Referring to the African situation, John Paul II’s post-Synodal Apostolic Exhortation Ecclesia in Africa (September 14, 1995 = EA) saw in these values a providential preparation for the transmission of the Gospel:Africans have a profound religious sense, a sense of the sacred, and a sense of the existence of God the creator and a spiritual world. The reality of sin in its individual and social forms is very much present in the conscience of those peoples and felt is also the necessity of the rites of purification and atonement (EA n. 42) (Eliot, 2018).Later it also highlighted the importance of the family, the acceptance of life and children as a gift from God, the veneration of ancestors, respect for elders and parents, the keen sense of solidarity and community life (cf. EA No. 43) (Shaw, 2016).

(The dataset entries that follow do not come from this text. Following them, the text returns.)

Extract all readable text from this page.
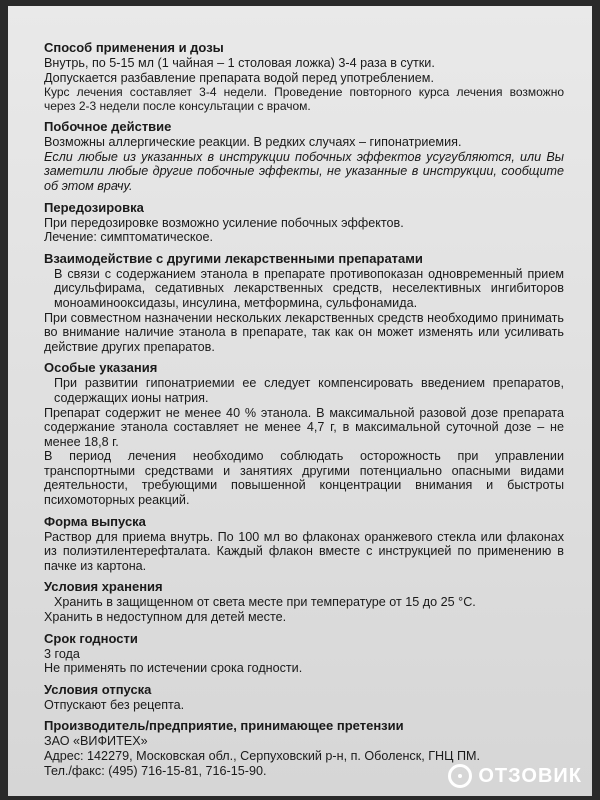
Способ применения и дозы

Внутрь, по 5-15 мл (1 чайная – 1 столовая ложка) 3-4 раза в сутки.

Допускается разбавление препарата водой перед употреблением.

Курс лечения составляет 3-4 недели. Проведение повторного курса лечения возможно через 2-3 недели после консультации с врачом.

Побочное действие

Возможны аллергические реакции. В редких случаях – гипонатриемия.

Если любые из указанных в инструкции побочных эффектов усугубляются, или Вы заметили любые другие побочные эффекты, не указанные в инструкции, сообщите об этом врачу.

Передозировка

При передозировке возможно усиление побочных эффектов.

Лечение: симптоматическое.

Взаимодействие с другими лекарственными препаратами

В связи с содержанием этанола в препарате противопоказан одновременный прием дисульфирама, седативных лекарственных средств, неселективных ингибиторов моноаминооксидазы, инсулина, метформина, сульфонамида.

При совместном назначении нескольких лекарственных средств необходимо принимать во внимание наличие этанола в препарате, так как он может изменять или усиливать действие других препаратов.

Особые указания

При развитии гипонатриемии ее следует компенсировать введением препаратов, содержащих ионы натрия.

Препарат содержит не менее 40 % этанола. В максимальной разовой дозе препарата содержание этанола составляет не менее 4,7 г, в максимальной суточной дозе – не менее 18,8 г.

В период лечения необходимо соблюдать осторожность при управлении транспортными средствами и занятиях другими потенциально опасными видами деятельности, требующими повышенной концентрации внимания и быстроты психомоторных реакций.

Форма выпуска

Раствор для приема внутрь. По 100 мл во флаконах оранжевого стекла или флаконах из полиэтилентерефталата. Каждый флакон вместе с инструкцией по применению в пачке из картона.

Условия хранения

Хранить в защищенном от света месте при температуре от 15 до 25 °С.

Хранить в недоступном для детей месте.

Срок годности

3 года

Не применять по истечении срока годности.

Условия отпуска

Отпускают без рецепта.

Производитель/предприятие, принимающее претензии

ЗАО «ВИФИТЕХ»

Адрес: 142279, Московская обл., Серпуховский р-н, п. Оболенск, ГНЦ ПМ.

Тел./факс: (495) 716-15-81, 716-15-90.	ОТЗОВИК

According to Prof. Dosithée Atal Sa Angang, director of the Center d’Études des Religions Africanise de Kinshasa (Zaire), the category »life» can be considered the matrix of traditional African values: life received from above (religious dimension), shared and open life (dimension anthropological), sheltered and protected life (therapeutic dimension), respected and developed life (political dimension), accompanied and protected life (educational dimension). Life received from above is expressed in a profound sense of the sacred, of the existence of the Creator God and a living spiritual mode, present and in communion with history (Gallois, 2017).
Certainly, in traditional religions, there is no shortage of limits and needs, such as an excessive distance and inaccessibility to God, an exaggerated fear of spirits, the use of witchcraft, a certain reserve in contact with those who do not have the same family ties. The acceptance of values, the rejection of non-values and the purification of limits form the object of Christian evangelisation.Also in other contexts, such as in the Polynesian peoples, traditional religions bear positive human and religious values, such as faith in God the creator, ancestor veneration, strong family and social cohesion continually restored after each incident by their own rites of worship (Singh, 2015).
Faith, morality and worship are the three pillars of traditional religions. Traditional religions generally do not rely on revealed books, nor do they articulate with theoretical statements of a theological or philosophical nature. The richness of its contents and its numerous values are most often found in celebrations, tales, and proverbs and are transmitted through gestures, customs and behavioural codes. The moral code is considered to have been passed down from generation to generation and sanctioned by God through spirits.